What it does to a cow, and what you’ll see

Nitrate interferes with the blood’s ability to carry oxygen. An affected animal essentially suffocates from the inside. It moves fast — sometimes you find them down before you see any warning at all.

When you do catch signs, watch for labored, rapid breathing, weakness and staggering, trembling, and a brownish or chocolate cast to the blood and the membranes around the eyes and mouth instead of healthy pink. Pregnant cows may abort even after a dose that doesn’t kill them. A veterinarian can treat acute cases with methylene blue if you catch them in time, but the practical reality is that prevention beats treatment by a wide margin here.

If you suspect it, get a vet involved immediately and pull cattle off the feed or pasture. Don’t wait to see whether the next cow goes down.

Test before you feed, and feed smart

The only way to actually know what you’ve got is a forage test. Pull a representative sample of hay — cores from several bales — or fresh-cut material, and send it to a lab for a nitrate analysis. Your county Extension office can point you to a lab and help interpret the results, which are reported either as nitrate or nitrate-nitrogen, so make sure you know which number you’re reading. If you’re standing in a stressed cereal field wondering whether to cut it, that test is cheap insurance.
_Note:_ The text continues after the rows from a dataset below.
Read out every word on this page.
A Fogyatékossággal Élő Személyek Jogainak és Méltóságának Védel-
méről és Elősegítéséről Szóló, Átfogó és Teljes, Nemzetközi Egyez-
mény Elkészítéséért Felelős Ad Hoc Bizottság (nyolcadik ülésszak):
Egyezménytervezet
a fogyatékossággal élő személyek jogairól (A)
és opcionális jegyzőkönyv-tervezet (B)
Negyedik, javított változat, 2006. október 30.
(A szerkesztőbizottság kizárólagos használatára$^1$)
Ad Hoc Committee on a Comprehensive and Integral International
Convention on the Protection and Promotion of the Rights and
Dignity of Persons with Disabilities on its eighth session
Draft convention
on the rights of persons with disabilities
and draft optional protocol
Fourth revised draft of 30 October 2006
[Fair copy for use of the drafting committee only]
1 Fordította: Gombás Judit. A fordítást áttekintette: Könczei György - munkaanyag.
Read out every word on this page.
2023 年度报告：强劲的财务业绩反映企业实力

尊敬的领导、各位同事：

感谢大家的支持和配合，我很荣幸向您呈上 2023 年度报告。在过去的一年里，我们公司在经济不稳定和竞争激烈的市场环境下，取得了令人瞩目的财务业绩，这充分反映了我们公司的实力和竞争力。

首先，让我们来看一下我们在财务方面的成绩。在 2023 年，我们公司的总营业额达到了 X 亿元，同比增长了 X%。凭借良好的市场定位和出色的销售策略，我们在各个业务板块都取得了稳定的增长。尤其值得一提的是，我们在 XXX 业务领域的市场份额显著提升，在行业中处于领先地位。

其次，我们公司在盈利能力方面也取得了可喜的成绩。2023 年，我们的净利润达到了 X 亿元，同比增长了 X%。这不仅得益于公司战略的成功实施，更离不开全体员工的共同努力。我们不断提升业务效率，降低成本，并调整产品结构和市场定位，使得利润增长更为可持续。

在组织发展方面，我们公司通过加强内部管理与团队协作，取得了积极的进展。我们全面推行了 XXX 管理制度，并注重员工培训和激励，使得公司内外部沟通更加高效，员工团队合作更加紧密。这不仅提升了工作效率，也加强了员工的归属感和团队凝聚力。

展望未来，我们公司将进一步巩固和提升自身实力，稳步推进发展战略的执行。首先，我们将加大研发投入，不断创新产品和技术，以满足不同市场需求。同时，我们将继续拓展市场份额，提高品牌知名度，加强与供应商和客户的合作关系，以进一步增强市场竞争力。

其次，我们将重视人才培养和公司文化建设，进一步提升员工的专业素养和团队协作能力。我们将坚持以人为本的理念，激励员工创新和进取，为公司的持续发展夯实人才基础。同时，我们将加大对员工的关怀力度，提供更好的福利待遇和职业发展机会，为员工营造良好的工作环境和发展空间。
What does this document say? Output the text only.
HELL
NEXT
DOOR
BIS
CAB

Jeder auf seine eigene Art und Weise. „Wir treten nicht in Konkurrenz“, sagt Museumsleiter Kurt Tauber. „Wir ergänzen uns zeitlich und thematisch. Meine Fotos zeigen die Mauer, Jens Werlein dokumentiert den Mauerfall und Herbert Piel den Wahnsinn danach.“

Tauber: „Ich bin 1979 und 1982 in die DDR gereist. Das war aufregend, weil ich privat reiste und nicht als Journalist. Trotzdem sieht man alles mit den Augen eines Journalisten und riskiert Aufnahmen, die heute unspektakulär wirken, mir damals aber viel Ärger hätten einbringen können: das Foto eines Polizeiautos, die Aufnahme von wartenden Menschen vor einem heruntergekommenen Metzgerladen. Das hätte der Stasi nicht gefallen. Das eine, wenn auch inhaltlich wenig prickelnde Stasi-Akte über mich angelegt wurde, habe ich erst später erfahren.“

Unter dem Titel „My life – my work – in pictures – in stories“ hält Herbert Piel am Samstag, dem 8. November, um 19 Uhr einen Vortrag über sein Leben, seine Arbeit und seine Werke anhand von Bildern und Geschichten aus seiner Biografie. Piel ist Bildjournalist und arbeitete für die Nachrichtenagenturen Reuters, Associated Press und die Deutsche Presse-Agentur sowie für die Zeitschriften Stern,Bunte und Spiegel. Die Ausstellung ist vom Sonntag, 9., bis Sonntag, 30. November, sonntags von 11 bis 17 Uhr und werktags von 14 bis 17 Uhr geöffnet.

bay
A few practices lower the odds even when forage tests on the high side:

  • Raise the cutter bar. Leaving the bottom of the stalk in the field removes the most loaded part of the plant.
  • Delay cutting after a rain. Give a stressed crop several days of good growing weather to convert nitrate before you lay it down.
  • Don’t turn hungry cattle out on suspect forage. A full rumen handles a moderate nitrate load far better than an empty one. Fill them on safe hay first.
  • Dilute. High-nitrate hay can sometimes be fed by blending it with clean feed to bring the total ration down to a safe level — but only if you’ve tested and know the numbers.
  • Watch your weeds. Kochia and pigweed thriving in a thin, dry field can be the real hazard even when the crop itself is borderline.

Ensiling can cut nitrate levels somewhat through fermentation, but green chop fed fresh off a stressed field is among the riskiest things you can do. The nitrate is all still there, and you’re delivering it in a big, fast dose.

None of this means you should write off annual forages in a dry year. They earn their keep when grass runs out. Just treat a stressed crop as a question mark until the lab answers it, and feed it with your eyes open. A test costs a fraction of one cow.